In collaboration with Bolster Group, Laneway Festival presented a website that was hard to use and difficult to navigate. The team were wanting to streamline the customer experience as much as possible, while also reducing the amount of information hosted on the website.
With 6 festival dates (Auckland, Brisbane, Sydney, Adelaide, Melbourne, Perth), each city has relevant information that sat on a separate minisite, which meant the Laneway team was doubling up on a lot of content updates by having to enter in the same info on each minisite.
The core challenge was to ensure the festival’s artwork was incorporated into the site to showcase Jack Irvine’s work and to keep all touch points connected and holistic from socials to the website to the event.
A huge emphasis was expressed into wanting the new site to be functional, user friendly and ensure we were complying with Accessibility standards.
Laneway's website posed a multifaceted challenge: it was information-heavy and stood on it’s own not connected to the event and socials look and feel. We wanted to streamline this labyrinth of information while highlighting Jack Irvine's festival artwork.
We aimed to harmonise all touchpoints, ensuring a seamless experience from social media to the website to the event itself. With a focus on user-friendliness and accessibility standards, we tackled the core challenge: consolidating content updates, reducing redundancy, and creating a functional, cohesive website.
01 Digital Strategy & Technical Consulting
02 UX Discovery & Strategy
03 UI/UX Design
04 Design System
05 Interactive Style Guide
06 Webflow Development
07 Custom Code & Integrations
We established a design system that was evergreen - we wanted it to be able to live beyond the year's festival season. We started with a solid sans serif font for all body copy that we knew would be accessible while also fitting the creative direction. We then crafted a colour system that made the illustrations and animations sing and dance, while serving as a palette to compliment the extensive content library. Each event city was attributed a primary colour palette that related back ot the artwork and made each city’s pages feel unique and easy to navigate.
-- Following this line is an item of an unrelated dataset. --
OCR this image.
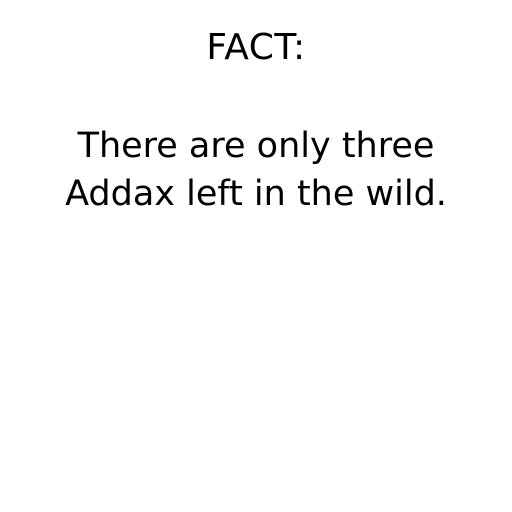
FACT:
There are only three
Addax left in the wild.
With Laneway appealing to such a vast audience, we knew that the experience would need to be adaptable. We explored new features that provided a rich, utility-driven experience with no dead-ends for customers. This meant replacing the pre-existing IA with one that resulted in finding punters answers for their specific event, quickly and easily. We made it easy for customers to switch between microsites to access city-specific information by using a colour system and a stick navigation button selector. This allowed for improved confidence in UX and navigating the site.
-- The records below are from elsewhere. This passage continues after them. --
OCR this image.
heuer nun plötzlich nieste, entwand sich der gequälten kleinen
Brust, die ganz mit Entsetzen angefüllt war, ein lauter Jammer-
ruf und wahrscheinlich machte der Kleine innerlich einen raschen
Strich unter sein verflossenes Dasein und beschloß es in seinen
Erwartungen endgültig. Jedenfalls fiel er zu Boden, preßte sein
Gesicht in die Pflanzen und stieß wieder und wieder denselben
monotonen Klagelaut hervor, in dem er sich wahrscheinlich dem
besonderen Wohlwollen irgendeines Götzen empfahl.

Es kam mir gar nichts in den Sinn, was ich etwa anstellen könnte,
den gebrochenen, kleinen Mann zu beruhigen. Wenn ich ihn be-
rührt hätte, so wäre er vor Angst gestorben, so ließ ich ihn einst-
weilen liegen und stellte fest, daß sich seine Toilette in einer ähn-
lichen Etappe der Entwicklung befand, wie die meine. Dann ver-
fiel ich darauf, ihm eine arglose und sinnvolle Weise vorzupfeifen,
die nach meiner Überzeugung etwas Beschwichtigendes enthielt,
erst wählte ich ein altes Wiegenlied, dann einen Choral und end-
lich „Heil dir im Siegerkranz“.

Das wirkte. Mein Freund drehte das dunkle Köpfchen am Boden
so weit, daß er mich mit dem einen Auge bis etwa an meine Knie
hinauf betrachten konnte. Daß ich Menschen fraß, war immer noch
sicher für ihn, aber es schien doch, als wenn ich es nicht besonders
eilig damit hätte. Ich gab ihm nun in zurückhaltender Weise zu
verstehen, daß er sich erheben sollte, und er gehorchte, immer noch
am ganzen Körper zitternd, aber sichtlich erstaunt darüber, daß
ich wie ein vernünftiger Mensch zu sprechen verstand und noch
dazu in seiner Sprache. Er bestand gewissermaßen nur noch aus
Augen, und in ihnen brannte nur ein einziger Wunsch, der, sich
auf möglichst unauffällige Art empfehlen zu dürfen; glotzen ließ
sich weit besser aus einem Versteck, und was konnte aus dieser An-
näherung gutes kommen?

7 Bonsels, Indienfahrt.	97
The previous Laneway website required developers to edit content, which was not only inefficient but also unaligned with the rapid-fire pace of working with events. We decided to migrate their website to Webflow so that it was easy to use for all members of the team, not just the devs. In addition to a new CMS, Laneway needed their new website to launch on a strict timeline. The development needed to be quick, efficient and reliable - we leveraged Webflow's platform to achieve these requirements.
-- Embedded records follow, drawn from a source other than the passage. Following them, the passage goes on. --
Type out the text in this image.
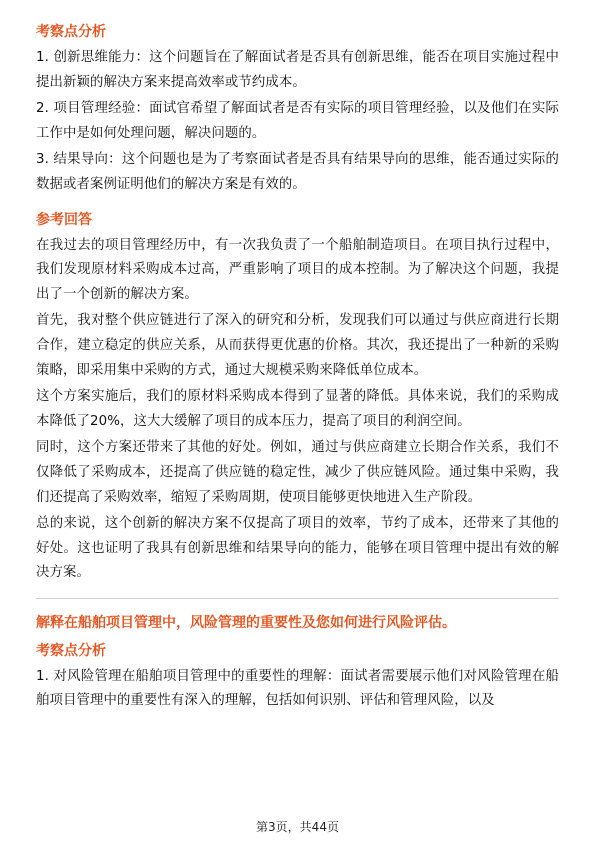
考察点分析

1. 创新思维能力：这个问题旨在了解面试者是否具有创新思维，能否在项目实施过程中提出新颖的解决方案来提高效率或节约成本。

2. 项目管理经验：面试官希望了解面试者是否有实际的项目管理经验，以及他们在实际工作中是如何处理问题，解决问题的。

3. 结果导向：这个问题也是为了考察面试者是否具有结果导向的思维，能否通过实际的数据或者案例证明他们的解决方案是有效的。

参考回答

在我过去的项目管理经历中，有一次我负责了一个船舶制造项目。在项目执行过程中，我们发现原材料采购成本过高，严重影响了项目的成本控制。为了解决这个问题，我提出了一个创新的解决方案。

首先，我对整个供应链进行了深入的研究和分析，发现我们可以通过与供应商进行长期合作，建立稳定的供应关系，从而获得更优惠的价格。其次，我还提出了一种新的采购策略，即采用集中采购的方式，通过大规模采购来降低单位成本。

这个方案实施后，我们的原材料采购成本得到了显著的降低。具体来说，我们的采购成本降低了20%，这大大缓解了项目的成本压力，提高了项目的利润空间。

同时，这个方案还带来了其他的好处。例如，通过与供应商建立长期合作关系，我们不仅降低了采购成本，还提高了供应链的稳定性，减少了供应链风险。通过集中采购，我们还提高了采购效率，缩短了采购周期，使项目能够更快地进入生产阶段。

总的来说，这个创新的解决方案不仅提高了项目的效率，节约了成本，还带来了其他的好处。这也证明了我具有创新思维和结果导向的能力，能够在项目管理中提出有效的解决方案。

解释在船舶项目管理中，风险管理的重要性及您如何进行风险评估。
考察点分析

1. 对风险管理在船舶项目管理中的重要性的理解：面试者需要展示他们对风险管理在船舶项目管理中的重要性有深入的理解，包括如何识别、评估和管理风险，以及

第3页，共44页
Laneway had several third party platform requirements that we were also able to integrate into their website quickly and with ease.
Festival's are fun - and the Laneway team wanted the website experience to reflect this. Incorporating experiential elements into the website's design like scrolling and transition animations helped us achieve this. These were all developed internally with the Extra Medium dev team using CSS and JS, and were designed to bring the festival artwork to life.
The custom mouse cursor and button interactivity are also noteworthy. Laneway really wanted the site’s to look and feel like a 90’s throwback but without compromise or sacrificing any user experience.